The gift of silence is given in meditation,
but it is also a gift that can come ‘like a thief in the night’ (Mt 24:43) to
take the recipient’s self-consciousness by surprise, for the suspension of
self-consciousness is a normal part of human consciousness and occurs many
times a day in the ordinary round.
A particularly interesting example of this phenomenon was described in
‘Talk of the Town’ in the New Yorker in 1985:
But occasionally, without being asked, time neither
stops nor passes -- it drops out of mind with such simplicity and secrecy that
not until later do you understand the enormous gift you have received....
As I walk by my rather dishevelled garden in the
country, I kneel to pull up a weed.
I am called to lunch, and reply that I’ll be there in a minute. The shadows begin to pour around my
feet, and the earth grows cool under my hands. A voice rings out from the house, ‘It’s suppertime!’[x]
The 7th century writer, Isaac of Nineveh,
describes the same phenomenon in a more conventionally religious context:
So, when there is no prayer, can this ineffable gift
be designated by the name of prayer?
The reason, we say, is thus:
it is at the time of prayer that this gift is granted ... and it takes
it starting point from prayer....
Therefore it is called by the name of prayer, because the intellect is
conducted from prayer towards that blessed state, and because prayer is its
starting-point.... And we see also that with many of the saints their histories
say that their intellect was snatched while they were standing in prayer.[xi]

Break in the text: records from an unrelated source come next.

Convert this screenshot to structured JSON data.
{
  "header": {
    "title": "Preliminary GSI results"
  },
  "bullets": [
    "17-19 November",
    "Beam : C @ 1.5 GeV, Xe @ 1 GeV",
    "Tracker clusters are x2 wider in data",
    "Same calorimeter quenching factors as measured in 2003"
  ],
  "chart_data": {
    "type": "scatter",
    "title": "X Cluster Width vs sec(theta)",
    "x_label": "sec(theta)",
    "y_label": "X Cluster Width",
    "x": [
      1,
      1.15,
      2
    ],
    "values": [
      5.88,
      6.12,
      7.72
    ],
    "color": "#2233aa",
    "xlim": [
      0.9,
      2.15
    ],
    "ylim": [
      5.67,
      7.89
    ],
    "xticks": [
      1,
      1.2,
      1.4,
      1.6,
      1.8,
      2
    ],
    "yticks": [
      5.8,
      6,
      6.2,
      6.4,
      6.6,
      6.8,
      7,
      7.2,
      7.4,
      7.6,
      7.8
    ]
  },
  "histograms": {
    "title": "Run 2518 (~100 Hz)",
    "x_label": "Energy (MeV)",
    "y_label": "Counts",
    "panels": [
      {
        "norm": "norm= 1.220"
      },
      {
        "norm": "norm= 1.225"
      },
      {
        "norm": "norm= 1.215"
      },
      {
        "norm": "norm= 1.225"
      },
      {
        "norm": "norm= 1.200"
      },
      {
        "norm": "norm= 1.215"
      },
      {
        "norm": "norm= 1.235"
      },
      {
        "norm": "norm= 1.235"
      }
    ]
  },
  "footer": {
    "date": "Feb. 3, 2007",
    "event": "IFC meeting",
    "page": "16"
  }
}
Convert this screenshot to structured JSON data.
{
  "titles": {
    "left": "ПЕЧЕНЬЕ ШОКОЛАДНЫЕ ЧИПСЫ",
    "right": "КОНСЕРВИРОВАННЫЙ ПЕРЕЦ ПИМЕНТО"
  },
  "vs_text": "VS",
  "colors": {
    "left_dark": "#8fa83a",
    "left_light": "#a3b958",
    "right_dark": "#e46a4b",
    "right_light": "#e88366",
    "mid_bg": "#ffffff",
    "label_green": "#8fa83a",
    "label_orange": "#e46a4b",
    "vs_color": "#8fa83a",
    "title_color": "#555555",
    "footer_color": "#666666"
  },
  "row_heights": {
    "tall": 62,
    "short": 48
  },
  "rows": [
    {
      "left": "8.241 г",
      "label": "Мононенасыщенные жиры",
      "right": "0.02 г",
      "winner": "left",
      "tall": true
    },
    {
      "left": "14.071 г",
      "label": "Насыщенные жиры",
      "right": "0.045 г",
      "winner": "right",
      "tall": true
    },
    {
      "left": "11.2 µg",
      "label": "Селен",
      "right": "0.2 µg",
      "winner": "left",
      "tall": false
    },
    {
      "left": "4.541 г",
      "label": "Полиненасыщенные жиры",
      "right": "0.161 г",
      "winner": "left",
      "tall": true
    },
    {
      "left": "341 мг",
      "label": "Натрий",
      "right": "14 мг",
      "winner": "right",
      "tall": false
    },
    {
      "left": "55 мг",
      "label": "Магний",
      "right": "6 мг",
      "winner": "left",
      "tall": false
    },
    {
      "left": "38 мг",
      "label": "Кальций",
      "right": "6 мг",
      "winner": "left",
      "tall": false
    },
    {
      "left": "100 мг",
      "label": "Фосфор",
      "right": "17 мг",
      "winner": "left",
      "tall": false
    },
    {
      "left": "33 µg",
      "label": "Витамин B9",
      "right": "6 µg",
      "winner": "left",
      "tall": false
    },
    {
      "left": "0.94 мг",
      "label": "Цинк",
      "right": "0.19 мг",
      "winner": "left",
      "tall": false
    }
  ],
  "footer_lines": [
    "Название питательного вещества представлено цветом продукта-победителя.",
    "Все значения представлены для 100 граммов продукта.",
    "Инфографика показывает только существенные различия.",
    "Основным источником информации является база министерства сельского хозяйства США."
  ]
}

[i] The Embers and the Stars: A Philosophical Inquiry into the Moral
Sense of Nature, Chicago: University
of Chicago, 1984. See also
David B. Morris, The Culture of Pain, Berkeley,: University of
California, 1991, whose primary interest is pain relief, and whose arguments
are complementary.
[ii] See my ‘The Ecology
of Repentance’, Creation, September/October, 1992, p. 29; rewritten for Writing the Icon of the Heart: In Silence Beholding, BRF, 2011.
[iii] Julian of Norwich
makes the same transition in chapter 26 f of the Long Text. Her true beholding is the relinquishing
of sight for the Word (cf., John 9).
[iv] ‘Sexuality ’, op.
cit.
[v] And the essential
meaning of ‘virginity’ in religious discourse.
[vi] ‘The Apophatic
Image’, op. cit.
[vii] In the introduction
to her edition of Julian of Norwich:
A Revelation of Love, Exeter:
University of Exeter, 1986, p. xvi.
[viii] Elsewhere I have
called this ‘still-prayer’, which I prefer as an inclusive descriptor. See note 16.
[ix] See note 14. Some teachers, misrepresenting the anonymous
author of The Cloud of Unknowing, appear to misunderstand this point
about gathering as opposed to repressing.
The distinction is crucial.
The contents of the mind are not repressed or forgotten, they are -- the
word is carefully chosen -- relinquished by discursive self-consciousness. [NB I have altered this footnote 18.6.2012 in light of 'Behold Not the Cloud of Experience', The Medieval Mystical Tradition in England VIII, ed. E.A. Jones, Cambridge, Boydell and Brewer, 2012 forthcoming. I was deceived by the translations/paraphrases all, of which, without exception, misrepresent this psychologically acute text.]
[x] In the November 11,
issue, p. 36.
[xi] Tr. Sebastian Brock
in The Fountain and the Furnace, p. 270.